Technology to Improve the Performance Properties of Heterogeneous Boronized Layers

Abstract The aim of this work is to develop a technology for obtaining heterogeneous boronized layers of considerable thickness on structural steels to ensure higher wear resistance. Typically, boronized layers are obtained at different temperatures (1,150–550°C) by the diffusion and diffusion-crystallization mechanisms of mass transfer. The heterogeneous layers with a dispersed distribution of borides in the α-solid solution are obtained by the diffusion-crystallization mechanism, with the liquid-crystalline state of the treated surface. This aim is achieved by stepwise temperature treatment. At the beginning, the borating is carried out in the liquid-crystalline state of the surfaces, and then in the crystalline state.
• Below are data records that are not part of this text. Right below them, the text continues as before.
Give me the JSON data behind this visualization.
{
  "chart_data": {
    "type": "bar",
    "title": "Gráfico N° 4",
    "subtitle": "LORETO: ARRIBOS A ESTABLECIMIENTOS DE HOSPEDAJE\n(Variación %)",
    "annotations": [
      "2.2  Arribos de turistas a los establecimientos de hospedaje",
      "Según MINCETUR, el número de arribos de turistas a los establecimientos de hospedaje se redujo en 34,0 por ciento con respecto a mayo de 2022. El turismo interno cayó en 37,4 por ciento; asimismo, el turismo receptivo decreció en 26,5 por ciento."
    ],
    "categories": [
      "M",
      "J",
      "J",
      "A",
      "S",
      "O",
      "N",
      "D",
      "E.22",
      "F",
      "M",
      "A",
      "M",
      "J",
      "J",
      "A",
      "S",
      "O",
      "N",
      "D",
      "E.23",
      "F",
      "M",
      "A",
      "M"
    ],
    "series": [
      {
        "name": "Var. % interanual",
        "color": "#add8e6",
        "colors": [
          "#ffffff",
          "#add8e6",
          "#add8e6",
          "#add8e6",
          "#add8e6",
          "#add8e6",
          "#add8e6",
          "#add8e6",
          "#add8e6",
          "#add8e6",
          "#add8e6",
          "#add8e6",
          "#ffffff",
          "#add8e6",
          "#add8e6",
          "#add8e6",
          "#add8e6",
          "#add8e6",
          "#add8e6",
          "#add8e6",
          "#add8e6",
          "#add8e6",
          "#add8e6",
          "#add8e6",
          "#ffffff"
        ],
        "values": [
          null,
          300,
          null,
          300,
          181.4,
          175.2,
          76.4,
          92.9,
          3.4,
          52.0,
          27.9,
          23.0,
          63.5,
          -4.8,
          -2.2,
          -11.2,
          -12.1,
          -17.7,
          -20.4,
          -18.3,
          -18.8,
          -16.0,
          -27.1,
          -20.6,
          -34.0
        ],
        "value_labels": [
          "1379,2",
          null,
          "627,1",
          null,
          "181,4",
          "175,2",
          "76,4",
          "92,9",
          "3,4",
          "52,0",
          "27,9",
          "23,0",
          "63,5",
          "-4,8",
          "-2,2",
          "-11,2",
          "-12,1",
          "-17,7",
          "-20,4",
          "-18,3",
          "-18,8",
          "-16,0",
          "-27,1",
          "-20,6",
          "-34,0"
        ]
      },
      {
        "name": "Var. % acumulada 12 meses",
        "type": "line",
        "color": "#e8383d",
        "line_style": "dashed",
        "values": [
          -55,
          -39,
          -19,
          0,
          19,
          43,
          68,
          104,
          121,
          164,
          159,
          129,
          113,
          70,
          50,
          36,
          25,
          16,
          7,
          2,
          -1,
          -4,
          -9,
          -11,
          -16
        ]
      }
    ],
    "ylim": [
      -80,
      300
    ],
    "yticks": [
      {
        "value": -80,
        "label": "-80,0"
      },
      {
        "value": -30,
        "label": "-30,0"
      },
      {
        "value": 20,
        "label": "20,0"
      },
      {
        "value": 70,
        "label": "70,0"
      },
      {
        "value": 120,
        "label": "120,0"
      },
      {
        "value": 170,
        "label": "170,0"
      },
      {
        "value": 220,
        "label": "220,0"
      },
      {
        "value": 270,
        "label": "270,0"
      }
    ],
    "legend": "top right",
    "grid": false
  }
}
To efficiently determine the processing temperature in the crystalline and liquid crystal states of the surface, for the first time, the five-component scheme diagram of the state iron-chromium-nickel-manganese-boron in the traditional temperature–concentration coordinates was built. At the base of this scheme diagram is a pentagon with a divergent concentration grid. The amount of liquid phase during the processing in the liquid crystal state of the surface should not exceed 20 %. After this treatment, the boronized layers consist on the surface of a compact single-phase structure of iron boride (Fe2B) or a two-phase structure (FeB + Fe2B). The thickness of this zone is not more than 0.2 mm. Next, there is an extensive zone (0.5–1.5 mm) with a heterogeneous structure (α—solid solution with alloy borides). This structure ensures a smooth distribution of hardness from the surface to the core of the part. The resulting boronized layers provide higher wear resistance. The choice of a particular layer structure depends on the operating conditions. Under the conditions of the experiment performed, the layer with the combination of borides on the surface and the pseudoeutectic structure in the sublayer became the best.